GIORNATA API, COLDIRETTI MANTOVA: IN 2-3 ANNI PERSO IL 20% DEGLI ALVEARI
LA DIMINUZIONE CAUSATA DALL’INSTABILITÀ LEGATA AI CAMBIAMENTI CLIMATICI
MANTOVA – Sono circa 10mila gli alveari in provincia di Mantova, ma a causa dei cambiamenti climatici e di una instabilità meteo che sembra sempre più caratterizzare il periodo primaverile ed estivo, il numero è diminuito del 20% nell’arco di 2-3 anni. È la stima di Coldiretti Mantova sulla base di un sondaggio fra i propri associati, in occasione della Giornata mondiale delle Api, istituita dall’Onu, che si celebra il 20 maggio.
“Le stagioni sono sempre più imprevedibili, con forti siccità estive, ma soprattutto dei ritorni di freddo e di pioggia in primavera frequenti, che qualche anni fa non c’erano o non erano così sistematici”, dichiara Pietro Rovesti, allevatore con 600 alveari e consigliere dell’Associazione apicoltori mantovani.
Una frenata sulle produzioni è confermata anche da Alice Perini, imprenditrice di Roncoferraro che produce miele prevalentemente nelle varietà millefiori, melata, acacia, e che in un decennio ha toccato con mano gli effetti del climate change. “Ho iniziato esattamente dieci anni fa – racconta – e all’inizio era tutto più facile, con una maggiore stabilità sul fronte meteo-climatico. Adesso è tutto molto più complicato, in particolare nei mesi di aprile e maggio, dove ci siamo dovuti abituare a piogge improvvise e talvolta violente, sbalzi di temperatura, precipitazioni a volte prolungate e, in alcuni casi, anche a fenomeni di gelate notturne nel mese di aprile”.

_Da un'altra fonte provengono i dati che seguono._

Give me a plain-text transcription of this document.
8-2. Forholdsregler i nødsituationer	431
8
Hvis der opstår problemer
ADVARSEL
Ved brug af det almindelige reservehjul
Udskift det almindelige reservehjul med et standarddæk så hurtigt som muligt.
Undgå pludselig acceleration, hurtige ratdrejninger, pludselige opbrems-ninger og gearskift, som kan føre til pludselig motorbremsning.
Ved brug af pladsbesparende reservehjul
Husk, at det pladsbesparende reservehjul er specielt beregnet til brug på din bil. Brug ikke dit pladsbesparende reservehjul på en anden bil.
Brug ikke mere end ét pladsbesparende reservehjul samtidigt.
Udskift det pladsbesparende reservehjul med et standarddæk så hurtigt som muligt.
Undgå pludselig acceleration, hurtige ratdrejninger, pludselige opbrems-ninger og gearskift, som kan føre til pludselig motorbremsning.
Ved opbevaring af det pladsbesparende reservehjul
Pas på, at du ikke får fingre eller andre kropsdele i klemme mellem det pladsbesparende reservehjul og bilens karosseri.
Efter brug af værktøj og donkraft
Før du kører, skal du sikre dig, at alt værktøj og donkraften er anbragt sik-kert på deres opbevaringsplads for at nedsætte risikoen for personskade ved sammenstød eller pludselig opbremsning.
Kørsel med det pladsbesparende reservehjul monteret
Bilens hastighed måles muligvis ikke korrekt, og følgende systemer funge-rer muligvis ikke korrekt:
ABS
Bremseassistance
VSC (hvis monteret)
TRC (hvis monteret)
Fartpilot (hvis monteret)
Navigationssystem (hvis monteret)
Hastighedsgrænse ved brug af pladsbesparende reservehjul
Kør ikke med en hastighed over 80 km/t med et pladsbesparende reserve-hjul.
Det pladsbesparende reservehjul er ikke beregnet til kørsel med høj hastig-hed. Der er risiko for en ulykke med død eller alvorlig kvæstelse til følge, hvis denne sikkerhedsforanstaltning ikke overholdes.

Incrociando le dita, la stagione 2026 si è aperta senza particolari choc per le api, grazie a condizioni meteo per ora meno ostili rispetto ai trend degli anni precedenti.
La produzione italiana di miele ammonta oggi a 31 milioni di chili, secondo l’analisi Coldiretti su dati dell’Osservatorio Miele, con la Lombardia che si attesta poco al di sopra dei 4 milioni di chilogrammi, grazie al supporto di quasi 147mila alveari.
Con il solo servizio di impollinazione portato avanti nei campi dalle api e dagli altri insetti che viene stimato in Italia – secondo Coldiretti – in 3 miliardi di euro occorre salvaguardare un settore importante per l’economia, per l’ambiente e per la salute che conta oltre 1,5 milioni di arnie curate dai circa 77mila apicoltori nazionali.
Il ruolo delle api va ben oltre la produzione di miele: tre colture alimentari su quattro (75%) dipendono in una certa misura per resa e qualità dalla loro attività di impollinazione, tra cui le mele, le pere, le fragole, le ciliegie, i cocomeri ed i meloni. In media – sottolinea Coldiretti – una singola ape visita in genere circa 7000 fiori al giorno e ci vogliono quattro milioni di esplorazioni floreali per produrre un chilogrammo di miele.
In Italia si consuma circa mezzo chilo di miele a testa all’anno, sotto la media europea che è di 600 grammi. L’Italia vince però in biodiversità con più di 60 varietà. Inoltre, nuovi studi scientifici hanno evidenziato le proprietà salutistiche dei prodotti delle api (miele, propoli, polline, pappa reale), ricchi di composti bioattivi con proprietà antiossidanti, antinfiammatorie, antimicrobiche e immunomodulanti.